When I think back to the days we spent together, my mood lifts a little. Last Saturday I attended the weekly political meeting at work, and as usual I spent the time having conversations with the dog in my mind. The chairman was using a brand-new microphone, but his speech was as monotonous as ever.

‘ … Our Party has a glorious future. Yes. Comrade Deng Xiaoping’s latest report stressed this unequivocally. Our Party is undergoing change, enormous change. The Party centre has stated that the three sectors of society hold equal importance, and this is the view both of the wider Party, and of the people. Yes. Our determination must not falter. Five years may seem long, but I can assure you, they will pass very quickly. The war against Japan lasted only eight years …’ Half the audience in the hall was staring at the chairman standing on the podium, the other half had closed their eyes and escaped into their own thoughts. Three women at the back had got their knitting out and were having a quiet chat. ‘Our nation at present is united. Comrades, we must endeavour to — ’ The microphone suddenly let out a deafening squeak. The chairman was so startled he dropped his tea cup on the floor and it shattered into pieces. All the eyes in the hall focused on the broken fragments. There was still an hour and a half to go. ‘Time is short, comrades, so I’ll press on and skip to the fifth point. Our Party overcame many difficulties during the three years of economic slowdown. This proves that there is no crisis our Party cannot surmount. Think about it comrades — were it not for the leadership of the Party, our nation would be moving backwards, yes, backwards. Our Party is the best party in the world. It’s deeply embedded in the hearts and minds of the people …’

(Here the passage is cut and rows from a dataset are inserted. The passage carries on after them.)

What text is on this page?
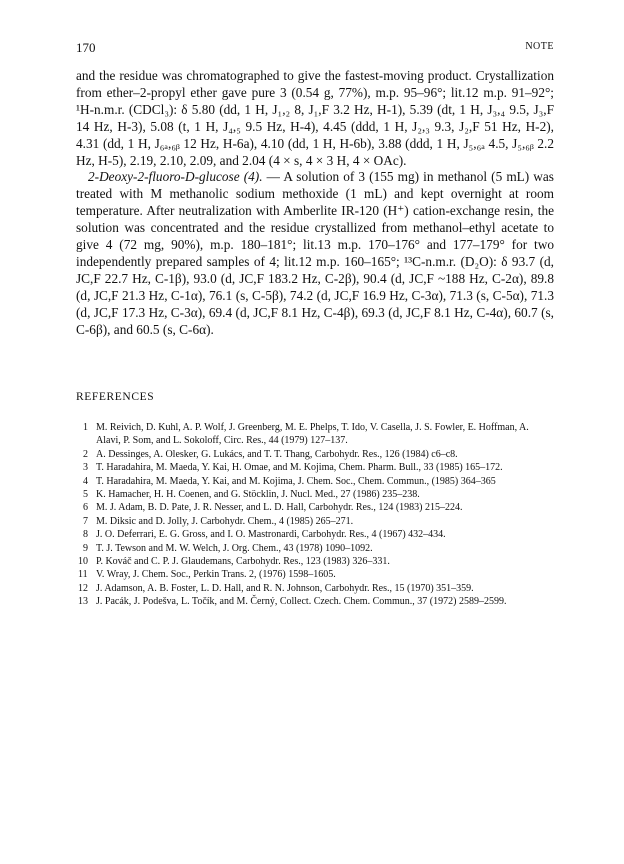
170	NOTE

and the residue was chromatographed to give the fastest-moving product. Crystallization from ether–2-propyl ether gave pure 3 (0.54 g, 77%), m.p. 95–96°; lit.12 m.p. 91–92°; ¹H-n.m.r. (CDCl₃): δ 5.80 (dd, 1 H, J₁,₂ 8, J₁,F 3.2 Hz, H-1), 5.39 (dt, 1 H, J₃,₄ 9.5, J₃,F 14 Hz, H-3), 5.08 (t, 1 H, J₄,₅ 9.5 Hz, H-4), 4.45 (ddd, 1 H, J₂,₃ 9.3, J₂,F 51 Hz, H-2), 4.31 (dd, 1 H, J₆ₐ,₆ᵦ 12 Hz, H-6a), 4.10 (dd, 1 H, H-6b), 3.88 (ddd, 1 H, J₅,₆ₐ 4.5, J₅,₆ᵦ 2.2 Hz, H-5), 2.19, 2.10, 2.09, and 2.04 (4 × s, 4 × 3 H, 4 × OAc).

2-Deoxy-2-fluoro-D-glucose (4). — A solution of 3 (155 mg) in methanol (5 mL) was treated with M methanolic sodium methoxide (1 mL) and kept overnight at room temperature. After neutralization with Amberlite IR-120 (H⁺) cation-exchange resin, the solution was concentrated and the residue crystallized from methanol–ethyl acetate to give 4 (72 mg, 90%), m.p. 180–181°; lit.13 m.p. 170–176° and 177–179° for two independently prepared samples of 4; lit.12 m.p. 160–165°; ¹³C-n.m.r. (D₂O): δ 93.7 (d, JC,F 22.7 Hz, C-1β), 93.0 (d, JC,F 183.2 Hz, C-2β), 90.4 (d, JC,F ~188 Hz, C-2α), 89.8 (d, JC,F 21.3 Hz, C-1α), 76.1 (s, C-5β), 74.2 (d, JC,F 16.9 Hz, C-3α), 71.3 (s, C-5α), 71.3 (d, JC,F 17.3 Hz, C-3α), 69.4 (d, JC,F 8.1 Hz, C-4β), 69.3 (d, JC,F 8.1 Hz, C-4α), 60.7 (s, C-6β), and 60.5 (s, C-6α).

REFERENCES

1 M. Reivich, D. Kuhl, A. P. Wolf, J. Greenberg, M. E. Phelps, T. Ido, V. Casella, J. S. Fowler, E. Hoffman, A. Alavi, P. Som, and L. Sokoloff, Circ. Res., 44 (1979) 127–137.

2 A. Dessinges, A. Olesker, G. Lukács, and T. T. Thang, Carbohydr. Res., 126 (1984) c6–c8.

3 T. Haradahira, M. Maeda, Y. Kai, H. Omae, and M. Kojima, Chem. Pharm. Bull., 33 (1985) 165–172.

4 T. Haradahira, M. Maeda, Y. Kai, and M. Kojima, J. Chem. Soc., Chem. Commun., (1985) 364–365

5 K. Hamacher, H. H. Coenen, and G. Stöcklin, J. Nucl. Med., 27 (1986) 235–238.

6 M. J. Adam, B. D. Pate, J. R. Nesser, and L. D. Hall, Carbohydr. Res., 124 (1983) 215–224.

7 M. Diksic and D. Jolly, J. Carbohydr. Chem., 4 (1985) 265–271.

8 J. O. Deferrari, E. G. Gross, and I. O. Mastronardi, Carbohydr. Res., 4 (1967) 432–434.

9 T. J. Tewson and M. W. Welch, J. Org. Chem., 43 (1978) 1090–1092.

10 P. Kováč and C. P. J. Glaudemans, Carbohydr. Res., 123 (1983) 326–331.

11 V. Wray, J. Chem. Soc., Perkin Trans. 2, (1976) 1598–1605.

12 J. Adamson, A. B. Foster, L. D. Hall, and R. N. Johnson, Carbohydr. Res., 15 (1970) 351–359.

13 J. Pacák, J. Podešva, L. Točík, and M. Černý, Collect. Czech. Chem. Commun., 37 (1972) 2589–2599.
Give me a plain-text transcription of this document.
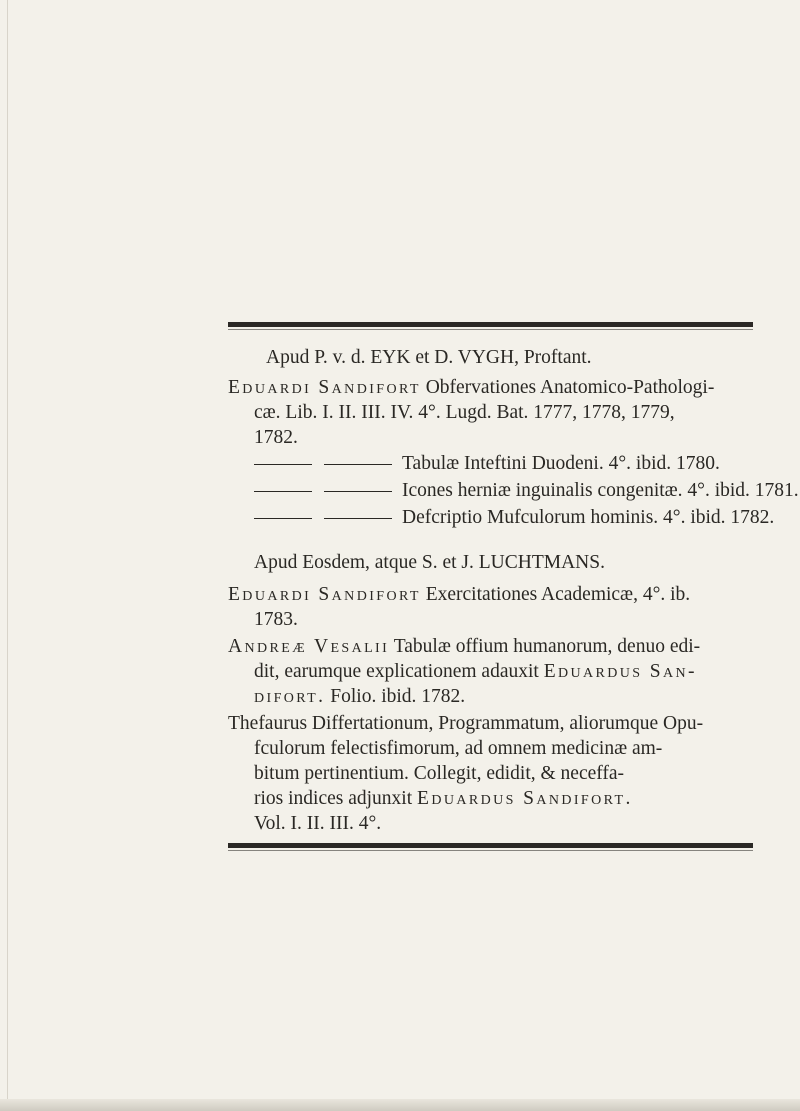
Apud P. v. d. EYK et D. VYGH, Proftant.
Eduardi Sandifort Obfervationes Anatomico-Pathologi-
cæ. Lib. I. II. III. IV. 4°. Lugd. Bat. 1777, 1778, 1779,
1782.
Tabulæ Inteftini Duodeni. 4°. ibid. 1780.
Icones herniæ inguinalis congenitæ. 4°. ibid. 1781.
Defcriptio Mufculorum hominis. 4°. ibid. 1782.
Apud Eosdem, atque S. et J. LUCHTMANS.
Eduardi Sandifort Exercitationes Academicæ, 4°. ib.
1783.
Andreæ Vesalii Tabulæ offium humanorum, denuo edi-
dit, earumque explicationem adauxit Eduardus San-
difort. Folio. ibid. 1782.
Thefaurus Differtationum, Programmatum, aliorumque Opu-
fculorum felectisfimorum, ad omnem medicinæ am-
bitum pertinentium. Collegit, edidit, & neceffa-
rios indices adjunxit Eduardus Sandifort.
Vol. I. II. III. 4°.
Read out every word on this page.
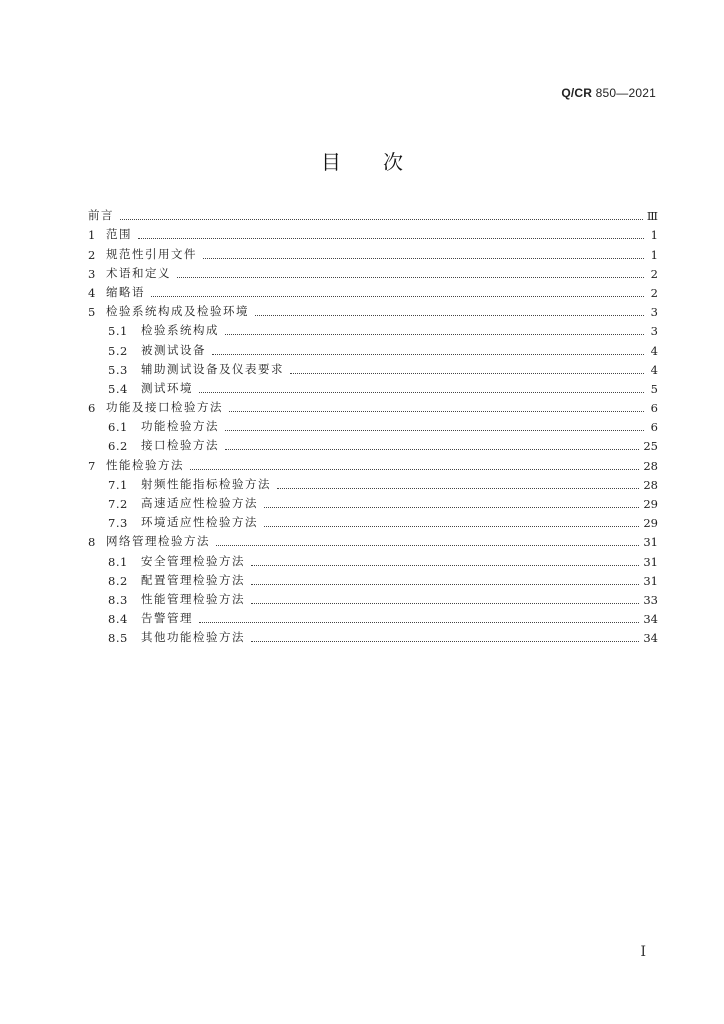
Q/CR 850—2021
目次
前言	Ⅲ
1 范围	1
2 规范性引用文件	1
3 术语和定义	2
4 缩略语	2
5 检验系统构成及检验环境	3
5.1	检验系统构成	3
5.2	被测试设备	4
5.3	辅助测试设备及仪表要求	4
5.4	测试环境	5
6 功能及接口检验方法	6
6.1	功能检验方法	6
6.2	接口检验方法	25
7 性能检验方法	28
7.1	射频性能指标检验方法	28
7.2	高速适应性检验方法	29
7.3	环境适应性检验方法	29
8 网络管理检验方法	31
8.1	安全管理检验方法	31
8.2	配置管理检验方法	31
8.3	性能管理检验方法	33
8.4	告警管理	34
8.5	其他功能检验方法	34
I
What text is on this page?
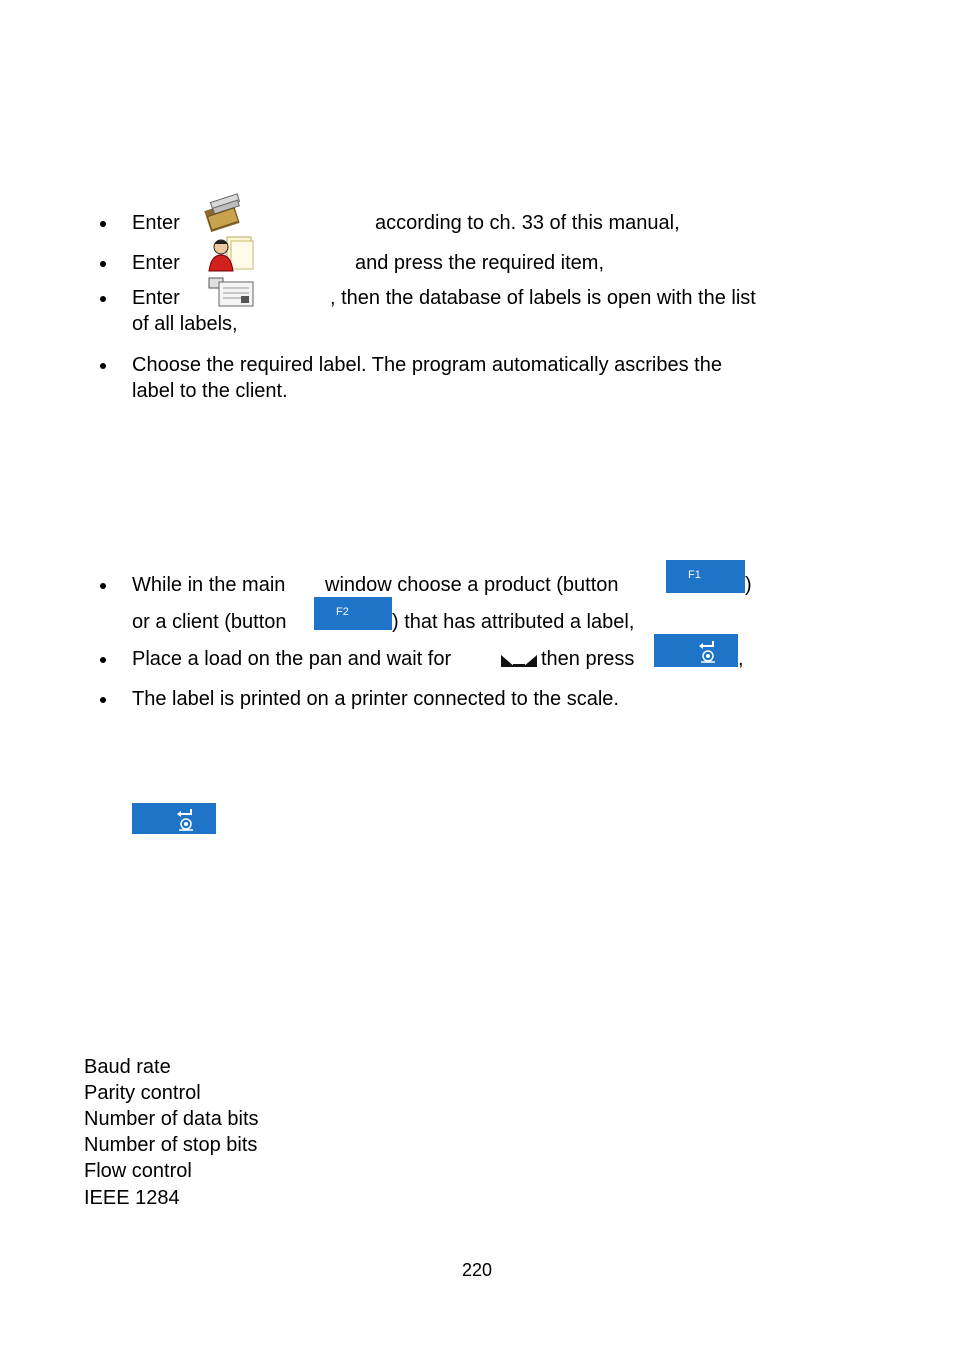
Enter	according to ch. 33 of this manual,
Enter	and press the required item,
Enter	, then the database of labels is open with the list
of all labels,
Choose the required label. The program automatically ascribes the
label to the client.
While in the main window choose a product (button	F1 )
or a client (button	F2 ) that has attributed a label,
Place a load on the pan and wait for	then press	,
The label is printed on a printer connected to the scale.
Baud rate
Parity control
Number of data bits
Number of stop bits
Flow control
IEEE 1284
220
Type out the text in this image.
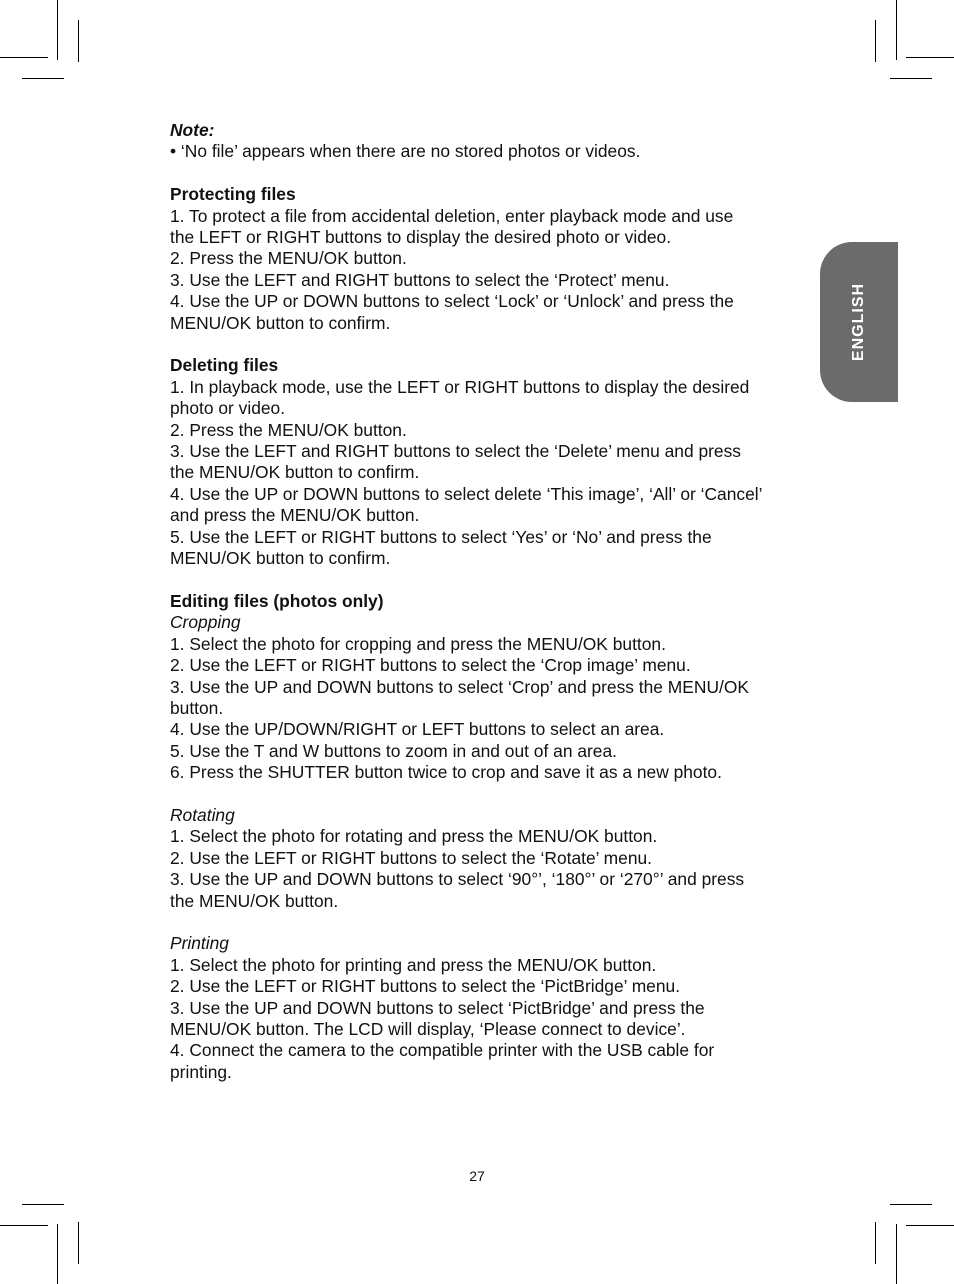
ENGLISH

Note:

• ‘No file’ appears when there are no stored photos or videos.

Protecting files

1. To protect a file from accidental deletion, enter playback mode and use

the LEFT or RIGHT buttons to display the desired photo or video.

2. Press the MENU/OK button.

3. Use the LEFT and RIGHT buttons to select the ‘Protect’ menu.

4. Use the UP or DOWN buttons to select ‘Lock’ or ‘Unlock’ and press the

MENU/OK button to confirm.

Deleting files

1. In playback mode, use the LEFT or RIGHT buttons to display the desired

photo or video.

2. Press the MENU/OK button.

3. Use the LEFT and RIGHT buttons to select the ‘Delete’ menu and press

the MENU/OK button to confirm.

4. Use the UP or DOWN buttons to select delete ‘This image’, ‘All’ or ‘Cancel’

and press the MENU/OK button.

5. Use the LEFT or RIGHT buttons to select ‘Yes’ or ‘No’ and press the

MENU/OK button to confirm.

Editing files (photos only)

Cropping

1. Select the photo for cropping and press the MENU/OK button.

2. Use the LEFT or RIGHT buttons to select the ‘Crop image’ menu.

3. Use the UP and DOWN buttons to select ‘Crop’ and press the MENU/OK

button.

4. Use the UP/DOWN/RIGHT or LEFT buttons to select an area.

5. Use the T and W buttons to zoom in and out of an area.

6. Press the SHUTTER button twice to crop and save it as a new photo.

Rotating

1. Select the photo for rotating and press the MENU/OK button.

2. Use the LEFT or RIGHT buttons to select the ‘Rotate’ menu.

3. Use the UP and DOWN buttons to select ‘90°’, ‘180°’ or ‘270°’ and press

the MENU/OK button.

Printing

1. Select the photo for printing and press the MENU/OK button.

2. Use the LEFT or RIGHT buttons to select the ‘PictBridge’ menu.

3. Use the UP and DOWN buttons to select ‘PictBridge’ and press the

MENU/OK button. The LCD will display, ‘Please connect to device’.

4. Connect the camera to the compatible printer with the USB cable for

printing.

27
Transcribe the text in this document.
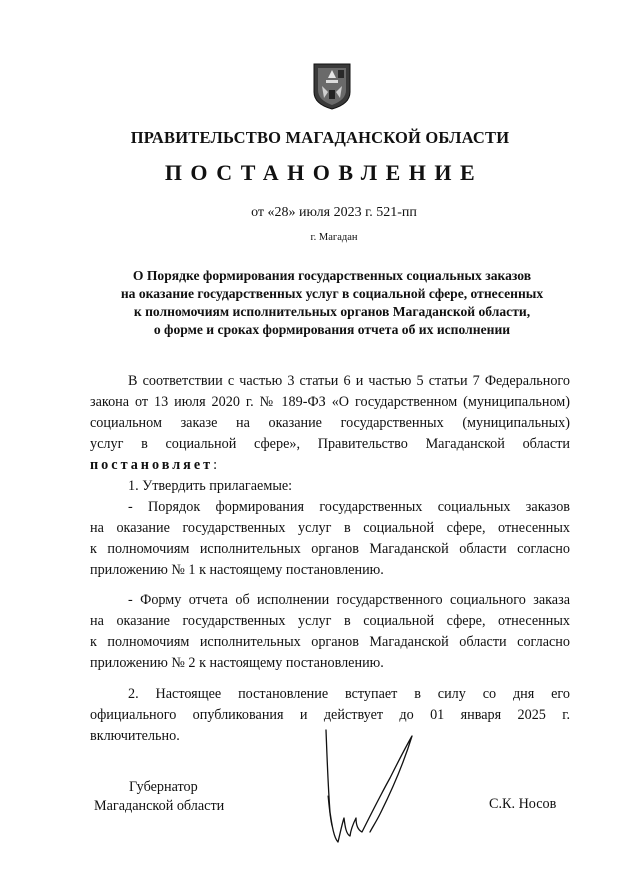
ПРАВИТЕЛЬСТВО МАГАДАНСКОЙ ОБЛАСТИ
ПОСТАНОВЛЕНИЕ
от «28» июля 2023 г. 521-пп
г. Магадан
О Порядке формирования государственных социальных заказов
на оказание государственных услуг в социальной сфере, отнесенных
к полномочиям исполнительных органов Магаданской области,
о форме и сроках формирования отчета об их исполнении
В соответствии с частью 3 статьи 6 и частью 5 статьи 7 Федерального
закона от 13 июля 2020 г. № 189-ФЗ «О государственном (муниципальном)
социальном заказе на оказание государственных (муниципальных)
услуг в социальной сфере», Правительство Магаданской области
постановляет:
1. Утвердить прилагаемые:
- Порядок формирования государственных социальных заказов
на оказание государственных услуг в социальной сфере, отнесенных
к полномочиям исполнительных органов Магаданской области согласно
приложению № 1 к настоящему постановлению.
- Форму отчета об исполнении государственного социального заказа
на оказание государственных услуг в социальной сфере, отнесенных
к полномочиям исполнительных органов Магаданской области согласно
приложению № 2 к настоящему постановлению.
2. Настоящее постановление вступает в силу со дня его
официального опубликования и действует до 01 января 2025 г.
включительно.
Губернатор
Магаданской области	С.К. Носов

No matter how hard I tried, I couldn’t concentrate on his words. I’m afraid that my political resolve has been weakening. In the past, I used to pore over each document my leaders sent down to me. I complied with every decision they made concerning my personal relationships and political studies. I was one of the lucky ones. Because my parents joined the Party before Liberation, and had lived in a Soviet controlled area, I was absolved from attending the re-education camps that my classmates were sent to. At school, I was as skinny as a dried pickle and the shortest boy in the year, but because of my family background I was appointed chairman of the student union in the first week of term. I took the position very seriously, and participated in every school activity. In the morning, I ran two circuits of the playing field to give my complexion a healthy glow, and at night I practised my political speeches. After I left school, I became even more conscientious. When Premier Zhou Enlai announced that smoking was patriotic, I smoked ten cigarettes in one day, although in the afternoon I felt so ill I had to be carried to the sickbay. That show of patriotism was almost sufficient to secure my Party membership. But unfortunately, I never succeeded in acquiring an addiction to tobacco.